Люди вправе говорить, что профиль нового фламандского избирателя невыгодно отличается от профиля старого, всем знакомого и столь презираемого бельгийца. Новый фламандец — вечно недовольный, жадный до денег и с большими претензиями. Черты деревенщины, которыми его попрекают, придают этому образу, с одной стороны, ограниченность, а с другой — теплоту, общительность и не чужды афористичности и чувству юмора. Например, сейчас, если соседские дети чересчур расшалятся, современный фламандец топает прямиком к судье.

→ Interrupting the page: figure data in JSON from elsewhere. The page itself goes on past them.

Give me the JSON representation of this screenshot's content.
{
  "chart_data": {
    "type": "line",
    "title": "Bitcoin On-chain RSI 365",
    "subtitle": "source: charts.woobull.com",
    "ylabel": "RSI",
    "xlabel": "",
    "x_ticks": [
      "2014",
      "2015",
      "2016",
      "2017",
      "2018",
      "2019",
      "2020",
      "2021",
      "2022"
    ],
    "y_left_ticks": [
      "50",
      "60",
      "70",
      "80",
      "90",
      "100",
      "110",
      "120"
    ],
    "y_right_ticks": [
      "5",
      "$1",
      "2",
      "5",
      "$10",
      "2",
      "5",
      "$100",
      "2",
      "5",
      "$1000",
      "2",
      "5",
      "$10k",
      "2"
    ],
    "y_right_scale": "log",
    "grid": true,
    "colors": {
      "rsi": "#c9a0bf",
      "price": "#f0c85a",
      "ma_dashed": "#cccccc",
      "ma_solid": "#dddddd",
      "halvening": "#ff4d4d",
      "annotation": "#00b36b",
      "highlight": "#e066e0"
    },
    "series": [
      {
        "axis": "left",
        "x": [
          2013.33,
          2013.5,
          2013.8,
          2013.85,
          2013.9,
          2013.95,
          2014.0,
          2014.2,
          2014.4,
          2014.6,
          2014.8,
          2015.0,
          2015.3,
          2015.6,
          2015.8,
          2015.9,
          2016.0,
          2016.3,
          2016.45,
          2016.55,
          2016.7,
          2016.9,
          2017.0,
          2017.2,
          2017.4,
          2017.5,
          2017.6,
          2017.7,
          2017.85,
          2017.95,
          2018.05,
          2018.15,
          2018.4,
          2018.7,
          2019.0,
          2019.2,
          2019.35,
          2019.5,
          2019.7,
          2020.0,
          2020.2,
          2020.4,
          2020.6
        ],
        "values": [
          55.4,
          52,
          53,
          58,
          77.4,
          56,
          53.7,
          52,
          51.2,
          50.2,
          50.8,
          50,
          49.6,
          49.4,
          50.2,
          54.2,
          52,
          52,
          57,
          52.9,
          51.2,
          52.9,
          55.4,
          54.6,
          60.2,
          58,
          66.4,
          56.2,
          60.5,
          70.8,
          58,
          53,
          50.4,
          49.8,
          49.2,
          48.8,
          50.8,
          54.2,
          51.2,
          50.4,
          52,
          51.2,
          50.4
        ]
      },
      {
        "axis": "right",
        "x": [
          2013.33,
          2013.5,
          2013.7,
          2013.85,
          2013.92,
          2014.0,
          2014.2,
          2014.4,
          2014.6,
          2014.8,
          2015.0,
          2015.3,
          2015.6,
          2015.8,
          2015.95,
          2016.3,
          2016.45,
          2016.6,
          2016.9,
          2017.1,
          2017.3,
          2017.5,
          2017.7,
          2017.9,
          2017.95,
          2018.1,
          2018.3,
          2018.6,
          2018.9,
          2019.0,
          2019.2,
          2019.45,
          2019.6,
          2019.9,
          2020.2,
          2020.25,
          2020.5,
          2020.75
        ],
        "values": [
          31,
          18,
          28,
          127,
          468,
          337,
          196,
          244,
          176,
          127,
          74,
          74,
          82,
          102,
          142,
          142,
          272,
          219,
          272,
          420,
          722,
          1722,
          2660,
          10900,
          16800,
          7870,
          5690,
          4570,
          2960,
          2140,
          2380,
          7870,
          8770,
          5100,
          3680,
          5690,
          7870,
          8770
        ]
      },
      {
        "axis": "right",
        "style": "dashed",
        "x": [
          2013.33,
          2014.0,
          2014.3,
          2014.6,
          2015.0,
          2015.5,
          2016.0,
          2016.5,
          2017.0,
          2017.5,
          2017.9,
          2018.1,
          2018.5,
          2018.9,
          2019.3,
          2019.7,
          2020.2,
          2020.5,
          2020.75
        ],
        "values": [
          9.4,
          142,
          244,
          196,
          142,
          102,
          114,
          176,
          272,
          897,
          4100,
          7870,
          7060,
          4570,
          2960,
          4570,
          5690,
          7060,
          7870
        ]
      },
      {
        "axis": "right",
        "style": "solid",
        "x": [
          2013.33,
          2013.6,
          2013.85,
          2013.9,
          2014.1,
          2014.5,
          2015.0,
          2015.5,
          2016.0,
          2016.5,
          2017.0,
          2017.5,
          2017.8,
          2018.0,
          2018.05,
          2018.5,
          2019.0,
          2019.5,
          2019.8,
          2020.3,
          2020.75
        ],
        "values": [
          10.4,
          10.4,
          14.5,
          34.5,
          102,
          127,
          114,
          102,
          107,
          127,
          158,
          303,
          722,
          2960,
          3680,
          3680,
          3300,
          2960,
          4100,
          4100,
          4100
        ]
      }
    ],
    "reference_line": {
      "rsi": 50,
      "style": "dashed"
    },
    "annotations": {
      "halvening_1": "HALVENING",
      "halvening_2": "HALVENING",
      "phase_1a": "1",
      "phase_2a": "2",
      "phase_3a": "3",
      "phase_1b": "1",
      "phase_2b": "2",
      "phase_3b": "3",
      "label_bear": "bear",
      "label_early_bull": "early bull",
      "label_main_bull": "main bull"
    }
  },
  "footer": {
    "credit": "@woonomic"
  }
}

Прежде он самое большее мог заорать: «Нельзя ли, черт побери, шуметь потише!» И на этом все кончалось, потому что он вспоминал собственное детство. Провинциализм никуда не делся, но теперь его перевешивает эгоизм, и он становится невыносимым.
Совершенно иную проблему создает феномен класса низкоквалифицированных работников, которых высококвалифицированные бросили на произвол судьбы. Протест низкоквалифицированных я считаю легитимным, и высококвалифицированные работники должны принимать его всерьез: у них и так достаточно привилегий. Но я бы назвал скорее махровым индивидуализмом эту неспособность вести себя уравновешенно, эту агрессивность, вскипающую всякий раз, когда речь идет о собственном удовольствии и собственном доходе. Испорченный характер фламандского народа здесь ни при чем. Такое положение вещей легко найти по всей Европе, от Италии до Дании.
Не хочу строго судить о «службе помощи», хотя, конечно, вижу в ней искаженные черты клиентализма. Однако в благополучной Фландрии в отличие от обездоленной Валлонии крайне правые занимают самые сильные позиции во всей Европе. В глухих переулках полуживых фабричных городов Валлонии, в Ла-Лувьере или Шарлеруа, правый экстремизм находит почву, которая там в переизбытке. Виной этому неутомимая, осуществляемая изо дня в день работа старомодных «красных» заводил, которые силой своего убеждения осуществляют «службу помощи». Они по крайней мере не оставляют униженный класс наедине с его бедами.
На первый взгляд, бельгийский политический спектр обнаруживает опасное сходство с соседями по континенту, в первую очередь с Нидерландами и Германией: христианская демократия, социал-демократия и либеральное движение десятилетиями поддерживали друг друга в шатком равновесии, а теперь катастрофически проседают. «Зеленые» уже несколько лет представляют хоть и незначительный, но реальный политический фактор. «Фламандский интерес» — вариант правого экстремизма, наблюдающегося в других странах. А вот такую партию, как «Новый фламандский альянс», популистскую, хотя и не всегда, однако явно не расистской, демократической или националистической направленности, новую и в то же время старую, — такую партию можно найти только в Бельгии.
Самая старая партия Бельгии — либеральная. Она была создана в 1846 году в Брюсселе.